YouTuber Will Tennyson regularly experiments with the diet plan and fitness regimes of some of the world’s fittest athletes, from Olympian Michael Phelps to boxing champion Muhammad Ali. For his latest fitness challenge, however, the Gen-Z bodybuilder spent a day tackling a gruelling ‘shoulders and arms’ workout with Ironman triathlete Nick Bare.
“I say we start with some core, I always start with core,” Bare says, speaking at his gym in Austin, Texas. “Some hanging leg raises, some GHD sit-ups, then we’ll go into a pressing movement. So I like doing some sort of compound strength, hypertrophy, strength, hypertrophy, and then we’ll finish off with an arm blaster.”
“That’s the most abs I’ve done in a year,” says Tennyson, as they start working through the hanging leg raises. “If this is not a message, and a warning to train your abs, I don’t know what is. I’m dying.”
It’s seemingly no sweat for Bare, who, it transpires, has 20 miles to run the following day. “I want to say, this man swam the Gulf of Mexico this morning already, he’s probably already been on a bike ride, and then this, and then another workout at night before bed,” jokes Tennyson. “And then yoga,” Bare chimes in.
Next, the duo tackle push-presses, increasing the weight incrementally as they progress through four sets. Bare says that generally, he doesn’t tend to have sets and reps in mind and instead refers to go by how he feels. “I’ll programme certain things like back squats and deadlifts,” he adds.
On the final two sets, they’re aiming for “as many reps as possible, shooting for around 10 reps,” says Tennyson. “It really loads your triceps, I feel like on a push press you get more than you would load on a strict press, you get that eccentric loading on the tricep.” (continued below)
They move on to the reverse pec deck, completing four sets with 12 to 15 reps, before supersetting lateral raises with front plate raises – again, four sets with 15 reps. Turning to the camera, Tennyson says: “I’m only on my second set, Nick doesn’t rest. This guy does not rest”.

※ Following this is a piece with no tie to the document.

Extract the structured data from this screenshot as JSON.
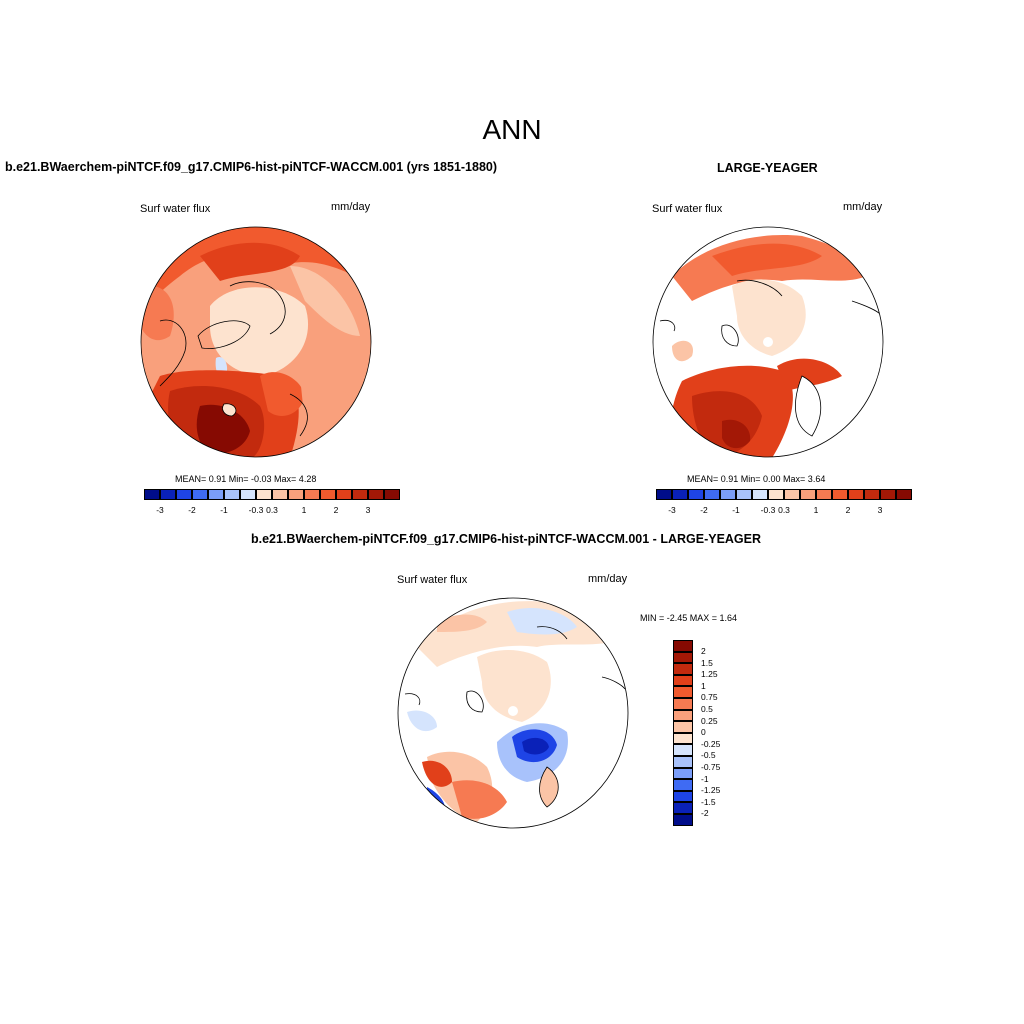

Their shoulders may be fried, but the workout isn’t over. Far from it. It’s time to tackle Bare’s “daily 100” push-ups, followed by dumbbell farmer’s walks. Then, Tennyson and Bare superset hammer curls with tricep dips, completing four sets of 12 reps without rest.
“It’s just as much cardio as it is weights because they literally don’t stop, it’s back and forth,” says a breathless Tennyson. “Especially in the heat, it’s not something I’m used to.”
Next, they hold a weight plate stacked with a dumbbell at a 90-degree angle for as long as possible, before completing a series of muscle-ups – first on Olympic rings, then a bar. “Ok, so I couldn’t do that yesterday with a band, and I just did three in a row,” says Tennyson. “I can’t explain it.”
Finally, the workout is complete. “It was way different to what I’m used to, there was a lot of athleticism involved, just like cardio. The bodybuilding [was] kinda what I expected training with [Bare],” Tennyson says, before eating a donut the size and shape of a loaf of sourdough bread. Fair play.